El desacuerdo tenía varias capas. Washington tenía reservas sobre la relación de Abu Dabi con China, incluido el uso de tecnología 5G de Huawei. Personas informadas sobre las negociaciones dijeron que, durante meses, ambas partes también habían discrepado sobre cómo podrían desplegarse los aviones furtivos y cuánto de su tecnología se permitiría utilizar a los EAU. Esos relatos describen los asuntos en discusión. No establecen que ninguna de las dos partes hubiera aceptado una lista final de condiciones.
La declaración de los EAU dejó la puerta abierta. El funcionario dijo que Estados Unidos seguía siendo el proveedor preferido de los EAU para los requisitos avanzados de defensa y que las conversaciones sobre el F-35 podrían reanudarse. El funcionario también dijo que ambos gobiernos estaban discutiendo las condiciones de seguridad para una adquisición. La suspensión fue, por tanto, la medida documentada. No fue una retirada definitiva.

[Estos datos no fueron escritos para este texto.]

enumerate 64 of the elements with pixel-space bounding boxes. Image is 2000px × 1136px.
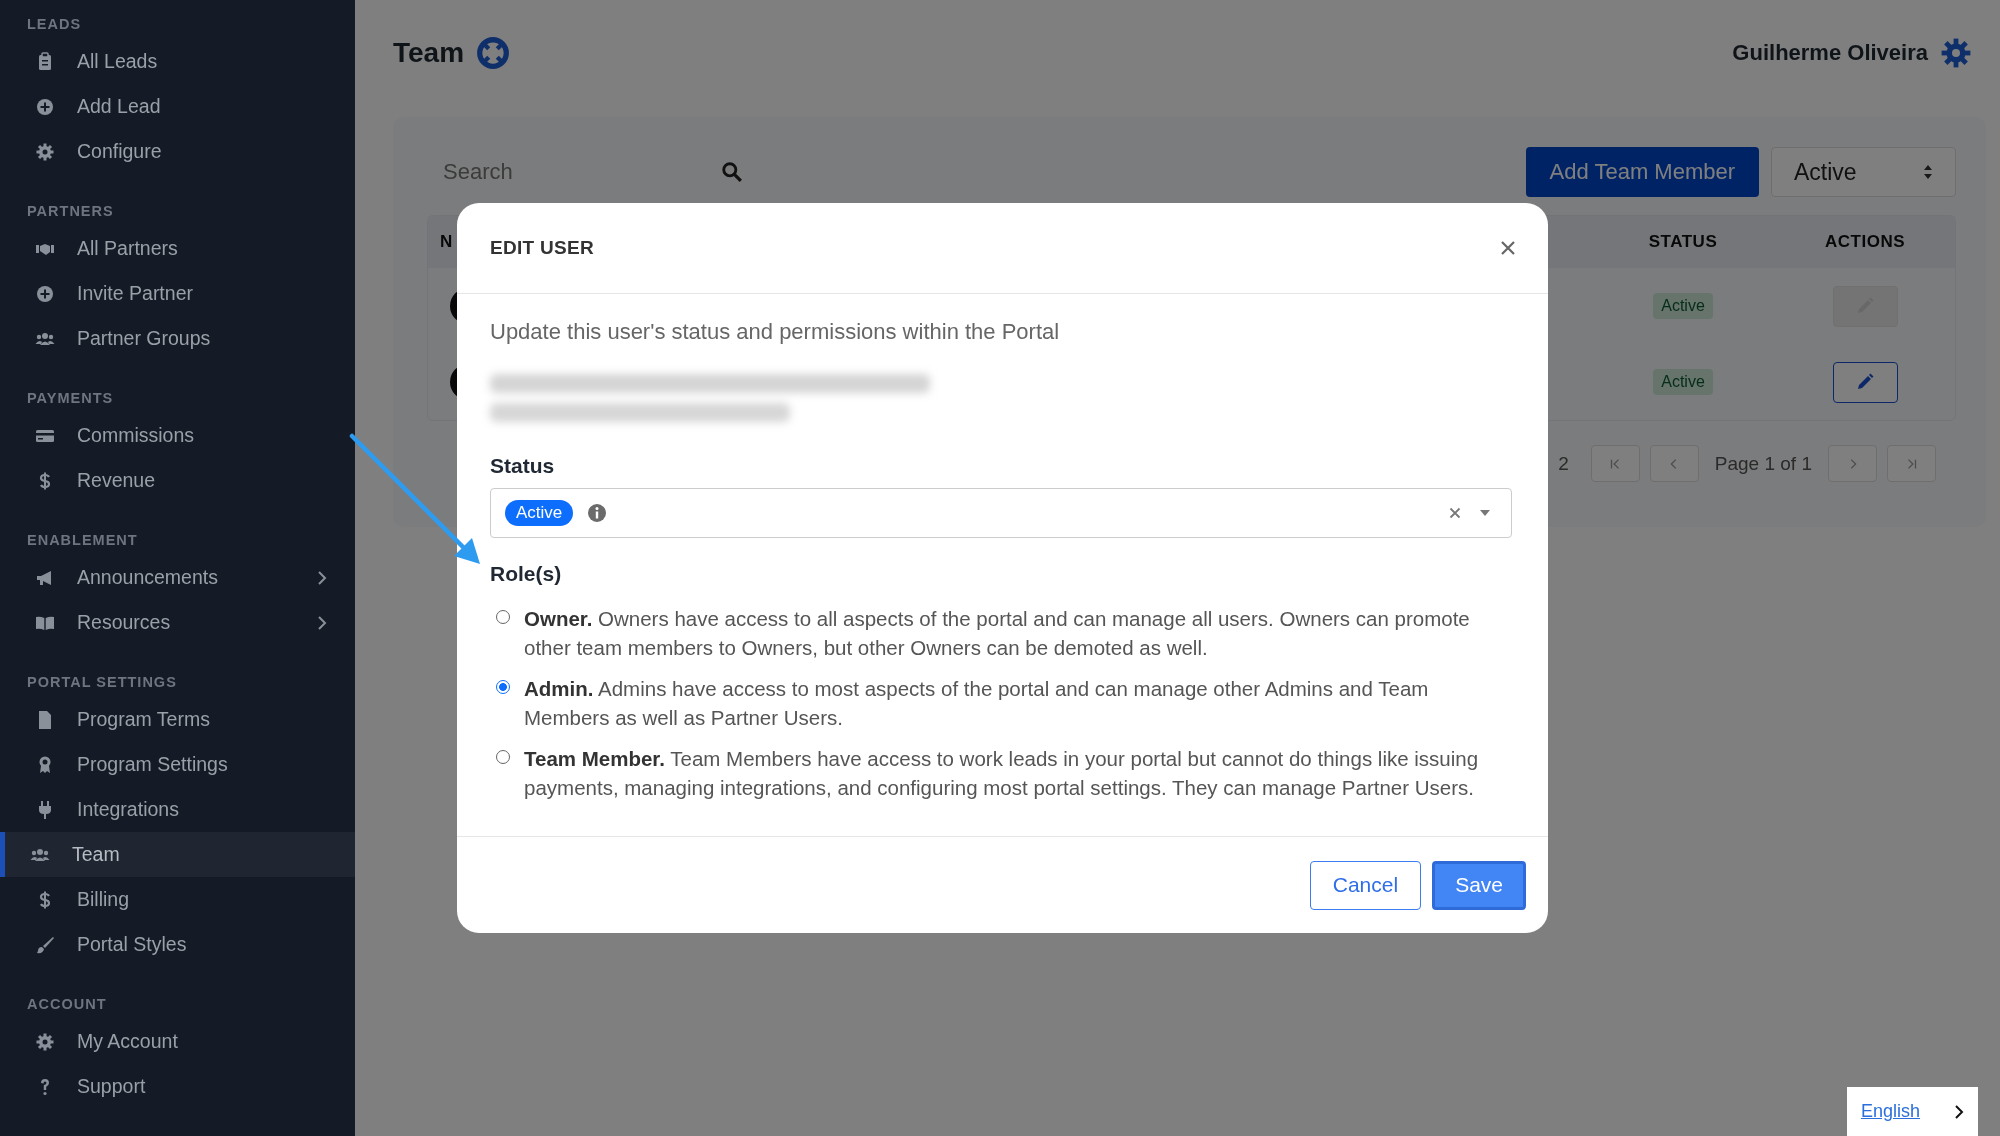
section-heading: ACCOUNT	[26, 995, 107, 1014]
search-icon	[721, 161, 743, 183]
close-icon[interactable]	[1500, 240, 1516, 256]
status-badge: Active	[1653, 369, 1713, 395]
sidebar-item[interactable]: Commissions	[0, 413, 355, 458]
gear-icon	[35, 1031, 55, 1052]
cancel-button[interactable]: Cancel	[1309, 860, 1422, 910]
pencil-icon	[1855, 372, 1875, 392]
sidebar-item[interactable]: Program Settings	[0, 742, 355, 787]
section-heading: PORTAL SETTINGS	[26, 673, 177, 692]
sidebar-item[interactable]: Integrations	[0, 787, 355, 832]
role-description: Owner. Owners have access to all aspects of the portal and can manage all users. Owners can promote other team members to Owners, but other Owners can be demoted as well.	[524, 606, 1471, 661]
add-team-member-button[interactable]: Add Team Member	[1525, 147, 1759, 197]
sidebar-item[interactable]: Support	[0, 1064, 355, 1109]
info-icon[interactable]	[587, 503, 608, 523]
section-heading: LEADS	[26, 15, 82, 34]
sidebar-item[interactable]: All Partners	[0, 226, 355, 271]
edit-button[interactable]	[1832, 361, 1898, 403]
page-title: Team	[393, 36, 465, 69]
role-description: Admin. Admins have access to most aspects of the portal and can manage other Admins and Team Members as well as Partner Users.	[524, 676, 1430, 731]
status-badge: Active	[1653, 293, 1713, 319]
status-select[interactable]: Active	[490, 488, 1512, 538]
status-chip: Active	[505, 500, 574, 526]
sidebar-item[interactable]: Partner Groups	[0, 316, 355, 361]
clear-icon[interactable]	[1449, 507, 1461, 519]
sidebar-item[interactable]: Portal Styles	[0, 922, 355, 967]
sidebar-item[interactable]: Invite Partner	[0, 271, 355, 316]
sidebar-item[interactable]: Configure	[0, 129, 355, 174]
role-description: Team Member. Team Members have access to work leads in your portal but cannot do things like issuing payments, managing integrations, and configuring most portal settings. They can manage Partner Users.	[524, 746, 1480, 801]
save-button[interactable]: Save	[1432, 860, 1526, 910]
brush-icon	[35, 934, 55, 955]
column-header[interactable]: STATUS	[1613, 232, 1753, 252]
user-name[interactable]: Guilherme Oliveira	[1732, 39, 1928, 66]
lifebuoy-icon[interactable]	[476, 35, 511, 70]
sidebar-item[interactable]: Add Lead	[0, 84, 355, 129]
plus-circle-icon	[35, 283, 55, 304]
column-header[interactable]: ACTIONS	[1795, 232, 1935, 252]
sidebar-item[interactable]: All Leads	[0, 39, 355, 84]
field-label: Status	[490, 453, 555, 479]
section-heading: ENABLEMENT	[26, 531, 138, 550]
sidebar-item[interactable]: Program Terms	[0, 697, 355, 742]
sidebar-item[interactable]: Announcements	[0, 555, 355, 600]
radio-button[interactable]	[496, 680, 510, 694]
dialog-description: Update this user's status and permissions within the Portal	[490, 318, 1061, 346]
sidebar-item[interactable]: Billing	[0, 877, 355, 922]
sidebar-item[interactable]: Revenue	[0, 458, 355, 503]
dialog-title: EDIT USER	[490, 237, 595, 259]
plus-circle-icon	[35, 96, 55, 117]
section-heading: PAYMENTS	[26, 389, 114, 408]
search-field[interactable]: Search	[441, 158, 721, 186]
gear-icon	[35, 141, 55, 162]
sort-arrows-icon	[1923, 164, 1933, 180]
field-label: Role(s)	[490, 561, 562, 587]
sidebar-item[interactable]: My Account	[0, 1019, 355, 1064]
sidebar-item[interactable]: Resources	[0, 600, 355, 645]
section-heading: PARTNERS	[26, 202, 114, 221]
page-indicator: Page 1 of 1	[1714, 452, 1812, 475]
language-link[interactable]: English	[1861, 1101, 1921, 1122]
chevron-right-icon[interactable]	[1954, 1103, 1964, 1120]
caret-icon[interactable]	[1479, 509, 1491, 517]
sidebar-item[interactable]: Team	[0, 832, 355, 877]
row-count: 2	[1558, 452, 1569, 475]
status-filter-select[interactable]: Active	[1771, 147, 1956, 197]
settings-icon[interactable]	[1940, 36, 1972, 69]
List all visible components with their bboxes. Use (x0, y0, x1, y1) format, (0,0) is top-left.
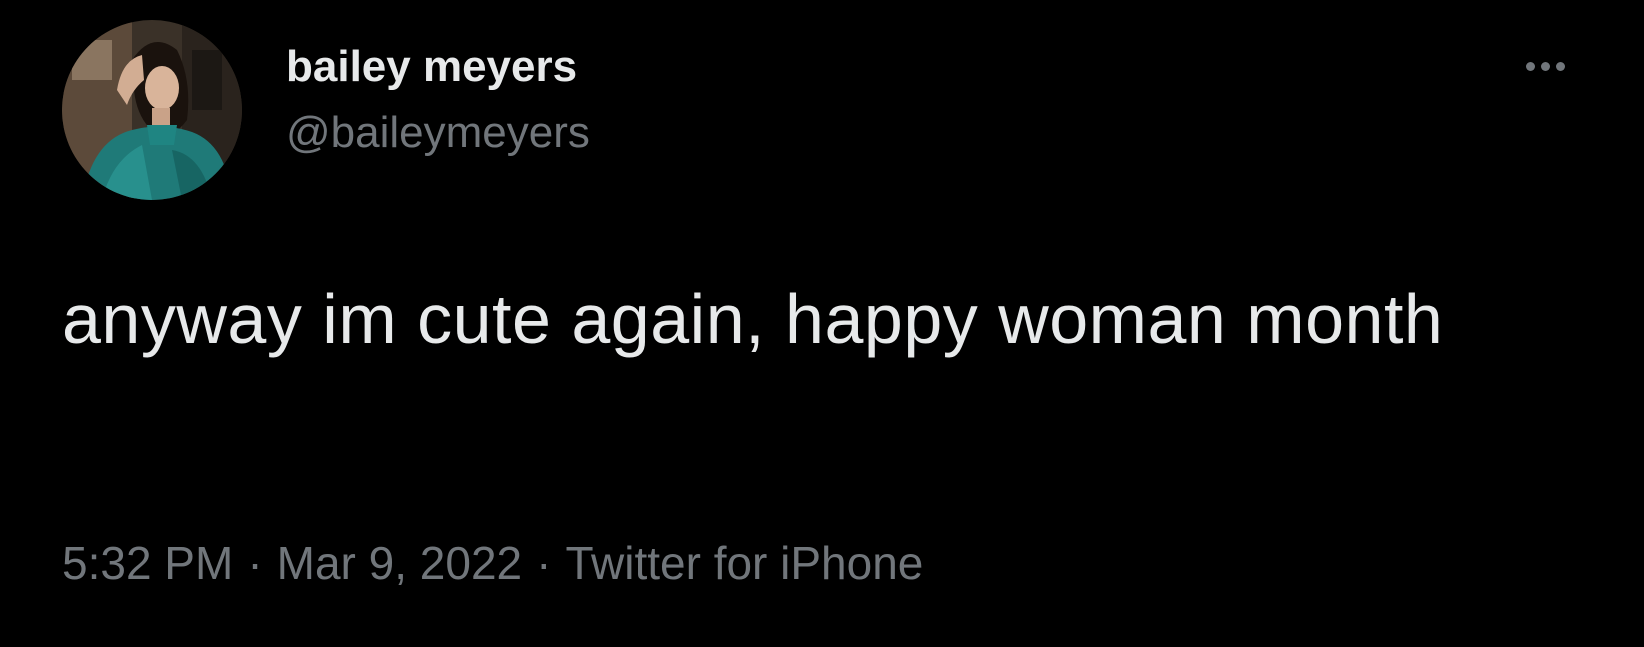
avatar[interactable] (62, 20, 242, 200)
separator-dot: · (247, 537, 263, 589)
more-horizontal-icon-dot (1540, 61, 1550, 71)
tweet-text: anyway im cute again, happy woman month (62, 280, 1444, 358)
avatar-photo (62, 20, 242, 200)
user-handle[interactable]: @baileymeyers (286, 106, 590, 160)
more-horizontal-icon-dot (1555, 61, 1565, 71)
more-horizontal-icon (1525, 61, 1535, 71)
more-options-button[interactable] (1510, 44, 1580, 88)
tweet-card: bailey meyers @baileymeyers anyway im cu… (0, 0, 1644, 647)
tweet-metadata: 5:32 PM · Mar 9, 2022 · Twitter for iPhone (62, 534, 923, 592)
display-name[interactable]: bailey meyers (286, 40, 590, 94)
tweet-source[interactable]: Twitter for iPhone (565, 537, 923, 589)
author-block[interactable]: bailey meyers @baileymeyers (286, 40, 590, 160)
tweet-date[interactable]: Mar 9, 2022 (277, 537, 522, 589)
tweet-time[interactable]: 5:32 PM (62, 537, 233, 589)
separator-dot: · (536, 537, 552, 589)
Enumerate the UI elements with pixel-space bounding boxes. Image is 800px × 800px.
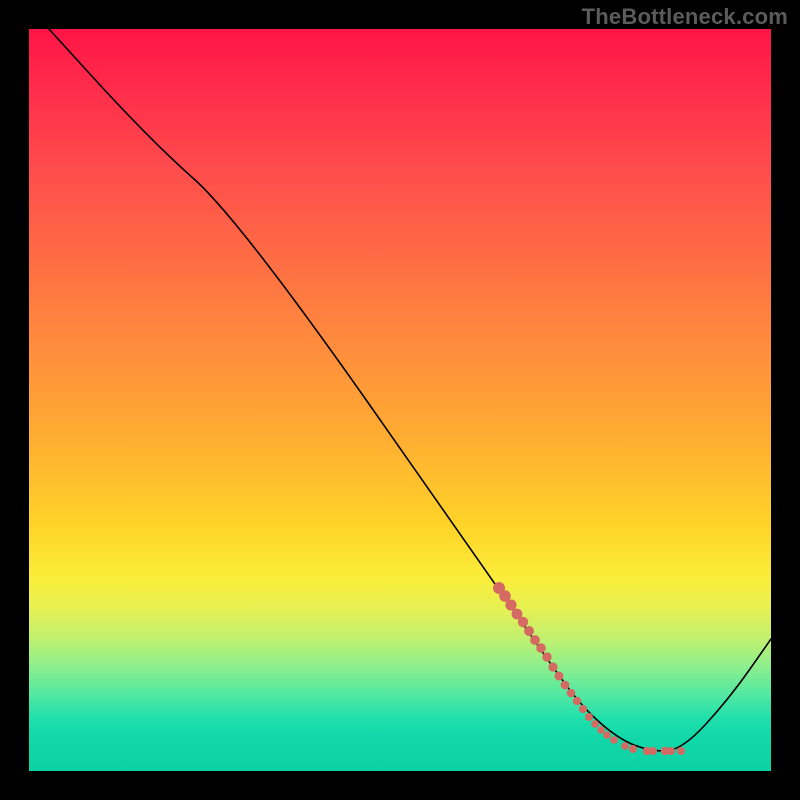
curve-marker bbox=[579, 705, 587, 713]
curve-markers bbox=[493, 582, 685, 755]
curve-marker bbox=[649, 747, 657, 755]
chart-frame: TheBottleneck.com bbox=[0, 0, 800, 800]
plot-area bbox=[29, 29, 771, 771]
curve-marker bbox=[610, 736, 618, 744]
curve-marker bbox=[597, 726, 605, 734]
curve-marker bbox=[629, 745, 637, 753]
curve-marker bbox=[505, 599, 516, 610]
curve-marker bbox=[524, 626, 534, 636]
curve-marker bbox=[548, 662, 557, 671]
curve-marker bbox=[518, 617, 528, 627]
watermark-text: TheBottleneck.com bbox=[582, 4, 788, 30]
curve-marker bbox=[561, 681, 570, 690]
curve-layer bbox=[29, 29, 771, 771]
curve-marker bbox=[536, 643, 546, 653]
bottleneck-curve bbox=[29, 29, 771, 751]
curve-marker bbox=[573, 697, 581, 705]
curve-marker bbox=[591, 720, 599, 728]
curve-marker bbox=[677, 747, 685, 755]
curve-marker bbox=[621, 742, 629, 750]
curve-marker bbox=[542, 652, 551, 661]
curve-marker bbox=[667, 747, 675, 755]
curve-marker bbox=[530, 635, 540, 645]
curve-marker bbox=[567, 689, 576, 698]
curve-marker bbox=[555, 672, 564, 681]
curve-marker bbox=[603, 731, 611, 739]
curve-marker bbox=[585, 713, 593, 721]
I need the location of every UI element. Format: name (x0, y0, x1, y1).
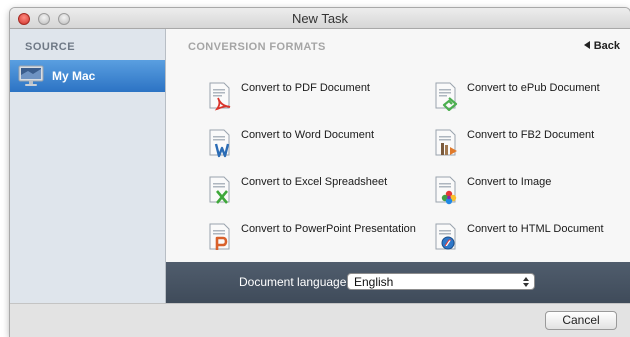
back-arrow-icon (583, 41, 590, 50)
format-label: Convert to FB2 Document (467, 129, 595, 141)
document-language-select[interactable]: English (347, 273, 535, 290)
imac-icon (18, 65, 44, 86)
sidebar-item-label: My Mac (52, 69, 96, 83)
document-language-value: English (354, 275, 394, 289)
new-task-window: New Task SOURCE My Mac CONVERSION FORMAT… (10, 8, 630, 337)
source-heading: SOURCE (25, 41, 76, 53)
document-language-bar: Document language: English (166, 262, 630, 303)
title-bar: New Task (10, 8, 630, 29)
document-language-label: Document language: (239, 275, 350, 289)
format-label: Convert to Word Document (241, 129, 375, 141)
format-label: Convert to Excel Spreadsheet (241, 176, 388, 188)
sidebar-item-my-mac[interactable]: My Mac (10, 60, 165, 92)
convert-to-pdf-option[interactable]: Convert to PDF Document (206, 81, 416, 121)
convert-to-html-option[interactable]: Convert to HTML Document (432, 222, 630, 262)
format-label: Convert to HTML Document (467, 223, 604, 235)
convert-to-fb2-option[interactable]: Convert to FB2 Document (432, 128, 630, 168)
format-label: Convert to Image (467, 176, 552, 188)
conversion-formats-panel: CONVERSION FORMATS Back Convert to PDF D… (166, 29, 630, 262)
convert-to-epub-option[interactable]: Convert to ePub Document (432, 81, 630, 121)
source-sidebar: SOURCE My Mac (10, 29, 166, 303)
conversion-formats-heading: CONVERSION FORMATS (188, 41, 326, 53)
format-label: Convert to PDF Document (241, 82, 370, 94)
cancel-button[interactable]: Cancel (545, 311, 617, 330)
excel-spreadsheet-icon (209, 176, 230, 204)
back-button[interactable]: Back (583, 40, 620, 52)
image-document-icon (435, 176, 457, 205)
format-label: Convert to ePub Document (467, 82, 600, 94)
fb2-document-icon (435, 129, 457, 156)
dialog-footer: Cancel (10, 303, 630, 337)
pdf-document-icon (209, 82, 231, 111)
html-document-icon (435, 223, 456, 250)
convert-to-excel-option[interactable]: Convert to Excel Spreadsheet (206, 175, 416, 215)
epub-document-icon (435, 82, 458, 111)
format-label: Convert to PowerPoint Presentation (241, 223, 416, 235)
convert-to-image-option[interactable]: Convert to Image (432, 175, 630, 215)
window-title: New Task (291, 11, 349, 26)
powerpoint-document-icon (209, 223, 230, 250)
convert-to-powerpoint-option[interactable]: Convert to PowerPoint Presentation (206, 222, 416, 262)
convert-to-word-option[interactable]: Convert to Word Document (206, 128, 416, 168)
word-document-icon (209, 129, 230, 158)
select-arrows-icon (523, 277, 529, 287)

La postura estadounidense fue igualmente condicionada. El portavoz del Pentágono John Kirby dijo que la asociación con los EAU era más amplia y compleja que una venta de armas. Afirmó que Washington insistiría en las condiciones de uso final como cuestión de ley y de política. Un funcionario del Departamento de Estado dijo que la administración seguía comprometida con las ventas propuestas de F-35, MQ-9B y municiones, y que esperaba resolver los asuntos pendientes.
Esas declaraciones revelan el punto de control. Los EAU podían decidir si seguían negociando. Estados Unidos podía decidir si el arreglo propuesto cumplía sus requisitos legales y de política. Ningún gobierno tenía que describir la discrepancia como un veto para que las condiciones detuvieran el avance.
El F-35 tampoco es un artículo de catálogo normal. Combina una plataforma con software sensible, sistemas de misión, disposiciones de mantenimiento y restricciones sobre su uso y acceso. El informe no ofrece la redacción exacta de las condiciones de uso final, y tampoco establece qué solicitud de los EAU entraba en conflicto con qué condición estadounidense. Basta con decir que las reglas de operación y la protección de la tecnología formaban parte de la negociación.